Well, my garlic is very, very rusty at this point. It’s spread throughout my four cropping beds, and this week has made its way into the main garden where the experimental crops are as well.
It’s heartbreaking, but it’s also not the end of the world. Because I am so keen to get these garlic out of the ground, I’ve been pulling up a head of each variety every couple of weeks to see where they are at. And it’s not all bad news.
I have four different varieties in these beds – three of which actually matter.
The ‘White Rocombole’ is supposed to be a 5-month crop (rather than the usual 6), so that’s the one I’ve been watching most closely.
It was planted on 15 May – meaning I should have expected to be harvesting it in mid-October. So I pulled one up on 20 October to see how it was doing. It had started to swell, but it looked like a leek on the inside. Absolutely no cloves.
The other variety pictured is ‘Ajo Roja’. I expect this variety to take longer, but again – no cloves.
This stage is what is known as “green garlic”. This year, I’ve developed a real love of this in my cooking. If you happen to pull up your garlic and you don’t have cloves – try slicing it up and using it in your cooking anyway. It’s quite delicious, and I think I might actually prefer it to garlic cloves!!
The variety I know as ‘White Rocombole’ turns out to be a ‘Turban’ variety of garlic. Amongst other things, it means it produces a scape – a flowerhead emerging from the center of the plant. I noticed the first few scapes emerging on 28 October.
This week, I looked at them and thought they looked… yellower than the other varieties. They’re the bed closest to the camera in the photo at the top of the page if you want to see what I mean. I couldn’t resist the temptation to try a second pull. I specifically took out one of the first plants I noticed developing its scape.
The results this time were better.
Second pull (7 November 2021) – White Rocombole, Ajo Roja, Takahue.
Because I was curious about the development, I pulled off each layer individually until I got to the center because I specifically wanted to check clove development.
For the White Rocombole variety, the scape seems to appear in conjunction with clove development – which also seems to happen very fast.
It was about 3 weeks since the first pull, and we’d moved from no cloves, to a bulb I’m not ashamed of.
In some more good news, I discovered some tiny wee cloves developing on the Takahue.
This is an ‘artichoke’ type garlic, so there won’t be any scapes from this one. If you purchased garlic from me this year, you probably purchased Takahue.

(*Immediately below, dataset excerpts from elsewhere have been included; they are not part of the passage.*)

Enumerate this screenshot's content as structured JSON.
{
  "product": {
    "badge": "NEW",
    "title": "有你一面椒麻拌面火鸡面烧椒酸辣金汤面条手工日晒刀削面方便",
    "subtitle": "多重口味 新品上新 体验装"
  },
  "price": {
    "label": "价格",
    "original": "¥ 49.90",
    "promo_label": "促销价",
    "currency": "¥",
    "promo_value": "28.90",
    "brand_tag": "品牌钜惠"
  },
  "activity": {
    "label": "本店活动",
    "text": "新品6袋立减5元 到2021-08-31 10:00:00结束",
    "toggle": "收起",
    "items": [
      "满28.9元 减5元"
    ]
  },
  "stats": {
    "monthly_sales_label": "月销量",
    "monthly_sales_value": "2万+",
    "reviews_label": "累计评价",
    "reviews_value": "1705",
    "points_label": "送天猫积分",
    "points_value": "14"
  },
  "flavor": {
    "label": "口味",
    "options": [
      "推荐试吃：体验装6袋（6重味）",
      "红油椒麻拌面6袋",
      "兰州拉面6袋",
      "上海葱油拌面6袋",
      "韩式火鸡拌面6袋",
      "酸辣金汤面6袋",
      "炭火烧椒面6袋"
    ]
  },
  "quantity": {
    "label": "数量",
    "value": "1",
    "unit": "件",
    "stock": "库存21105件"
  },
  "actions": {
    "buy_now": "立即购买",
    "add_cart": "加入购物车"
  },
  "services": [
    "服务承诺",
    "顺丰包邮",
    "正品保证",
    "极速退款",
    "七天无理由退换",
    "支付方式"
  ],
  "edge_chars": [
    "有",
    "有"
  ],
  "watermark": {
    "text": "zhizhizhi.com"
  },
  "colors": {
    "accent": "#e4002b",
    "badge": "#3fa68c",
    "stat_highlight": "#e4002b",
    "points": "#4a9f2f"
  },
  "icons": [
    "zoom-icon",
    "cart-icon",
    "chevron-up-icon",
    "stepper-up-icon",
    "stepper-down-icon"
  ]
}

I mean, they’re really little, but they’re there. This bed was planted 12 May, and should take 6 months. Meaning they should actually be ready for harvest this week – but it seems everything is running a little behind schedule.
Still, as we see on the White Rocombole, it doesn’t actually take very long for cloves to develop. So I’ll try again in another couple of weeks.
Another 6-monther, planted 13 May. It should be ready by now – or at least close to. It was the last bed to succumb to the rust, so it’s had the best run.
But when I pulled back each layer, I found absolutely nothing on the inside. Like an extremely disappointing pass-the-parcel.
This variety may or may not produce scapes. So far it hasn’t. It’s lucky it’s very tasty as green garlic.
So what’s the plan, Stan?
On paper, everything is ready to come out of the cropping beds. There’s 4-6 weeks left on the ones in the main garden.
In reality, the growth is behind schedule. The rust has utterly taken over. And while I really want to pull these things up, I also want to give them the time they need so I can at least try again next year.
So, I’m looking at pulling up the White Rocomboles next week. It’s raining this weekend, but we’re expecting another sunny spell later on. That’s when I’ll get them up.
As for the rest, I’ll just keep tabs on them and wait for the right moment. I don’t know what my harvest will look like – and I’d be lying if I said this rust hasn’t got me a bit down. But I’ll definitely get something, and there’s always next season.